A HM pode ser desencadeada por anestésicos inalatórios e Sch. Historicamente, há associação entre doenças neuromusculares e HM, o que não é comprovado pela literatura.3 Entre as miopatias, apenas a doença do core central tem associação com HM, sendo que 90% dos portadores têm mutações do gene da rianodina.8

 

CONCLUSÃO / RECOMENDAÇÕES

Frente ao paciente portador de doença neuromuscular, deve ser feita avaliação pré-operatória criteriosa para conhecimento da doença em questao, do grau de acometimento muscular, respiratório, cardiovascular e autonômico. O uso de pré-medicação deve ser evitado quando constatado comprometimento da musculatura respiratória e faríngea devido à maior sensibilidade a esse tipo de fármaco. A monitorização da temperatura é importante para evitar efeitos indesejáveis da hipotermia, como a potencialização do BNM adespolarizante, assim como para detecção de hipertermia. Drogas que potencializam o bloqueio neuromuscular, como anestésicos inalatórios, barbitúricos e benzodiazepínicos, devem ser evitados ou ter suas doses restringidas.

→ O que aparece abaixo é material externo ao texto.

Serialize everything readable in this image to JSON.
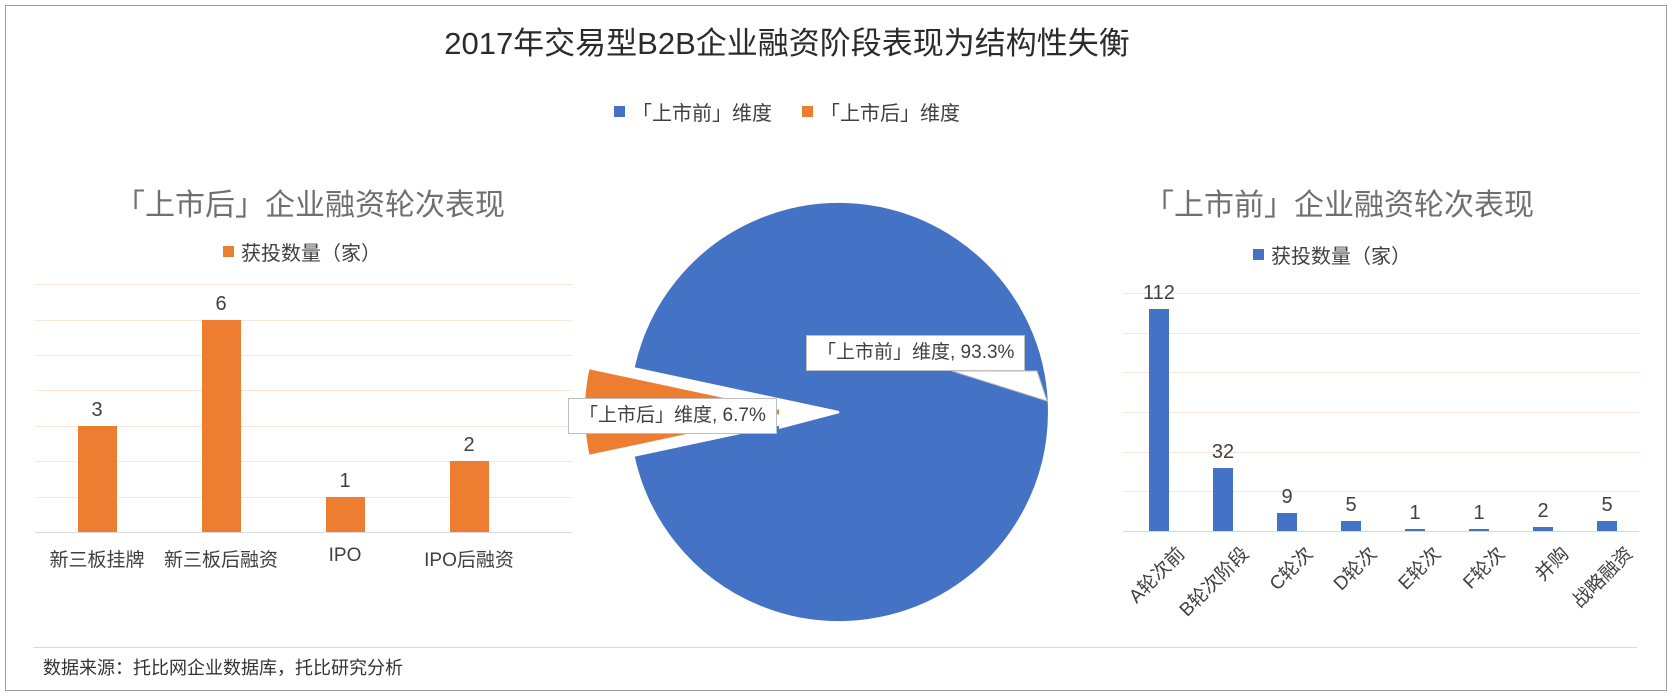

Na impossibilidade de realização de anestesia venosa e sendo necessário o uso de BNM adespolarizante, recomenda-se a redução de doses e monitorização rigorosa. O uso de Sch é contraindicado quando há proliferação de AchR. Conforme o comprometimento da reserva respiratória, deve-se assegurar suporte ventilatório no pós-operatório.